Als ich des abends nach Hause kam, war kein Hund mehr da. Und auch in der Zukunft wäre eine Anwesenheit eines „Wachhundes“ nicht nötig gewesen, es ist in den 4 Jahren meiner Anwesenheit in Niamey nie versucht worden, bei mir etwas zu klauen oder gar einzubrechen.
Der Ziegenschädel.
Es gibt noch eine andere kleine Geschichte, die auch das Thema Diebstahl betrifft. Ein anderer Entwicklungshelfer, der weiter im Norden von Niger beschäftigt war, brachte mir eines Tages einen
der mit bunten Plastikfäden drapierten Ziegenschädel mit, die die dortigen Tuaregs den durchreisenden Touristen als Souvenirs verkaufen einschließlich des Versprechens, dass diese Schädel auch vor Unheil schützen, insbesondere vor Raub und Diebstahl. Nun sind wir Europäer ja vielleicht schon aufgeklärt genug, um nicht mehr an solche spirituellen Eigenschaften von toten Dingen zu glauben, einige Afrikaner mögen indessen noch einfältig und naiv genug sein, um solchen Hokus-Pokus zu glauben. Mein DED-Kollege jedenfalls glaubte nicht mehr an so etwas, hatte dem Tuareg aber aus mildtätigen und auf Hilfe basierenden Gründen solch einen Ziegenkopf abgekauft und brachte den nun eines Tages mit zu mir nach Niamey. Er meinte, als Dekoration für meine kleine Terrasse sei das Ding doch zu gebrauchen und so hing dieser Schädel dann an einem Nagel an der Wand neben meiner Haustür.
Wenn ich zu Hause war, waren auch immer einige der Kinder aus der Nachbarschaft bei mir auf der Terrasse und im Garten, in der ersten Zeit wohl nur aus Neugier, aber später dann auch, weil in meinem kleinen Garten ein Wasseranschluss war, der so herrliche Spiele erlaubte, für die es bei ihnen zu Hause keine Möglichkeiten gab, denn dort mussten sie das Wasser in Eimern von der nächsten öffentlichen Zapfstelle holen, was automatisch zu sehr sparsamen Verbrauch verleitete.
Als nun der Ziegenschädel mit den bunten Bändern dort an der Wand hing, kam natürlich sofort von den Kindern die Frage, was das sei und was das solle. Und da habe ich ihnen denn erzählt, dass das ein sehr starkes „Gri-gri“ sei und dass dieses „Gri-gri“ vor bösen Menschen wie Dieben und Räubern schütze und vor vielen anderen möglichen Ungemach auch.
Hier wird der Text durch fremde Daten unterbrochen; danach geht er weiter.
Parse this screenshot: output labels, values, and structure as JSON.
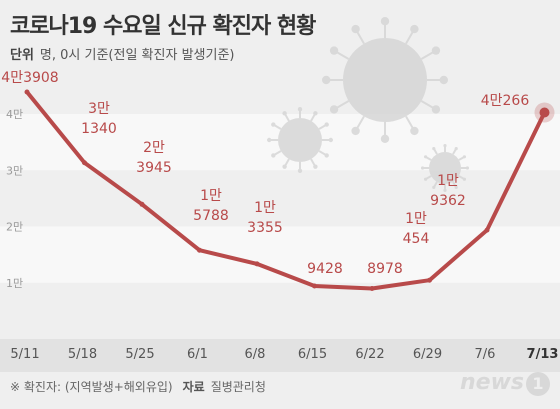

Aber ich habe ihnen auch gesagt, dass das natürlich ein Geheimnis sei und dass sie das niemandem verraten dürften.
Da nichts so schnell bekannt wird wie ein Geheimnis, wusste also die ganze Nachbarschaft, dass der „Anasara“ sein Haus mit einem bösen Zauber abgesichert hat. Ob mein Zauber gewirkt hat, weiß ich natürlich nicht, aber, wie schon oben gesagt, in den ganzen vier Jahren dort ist nie etwas bei mir weggekommen.
Das Thermometer.
Niger ist ein heißes Land. Die durchschnittlichen Tagestemperaturen liegen zwischen 28° und 42 °.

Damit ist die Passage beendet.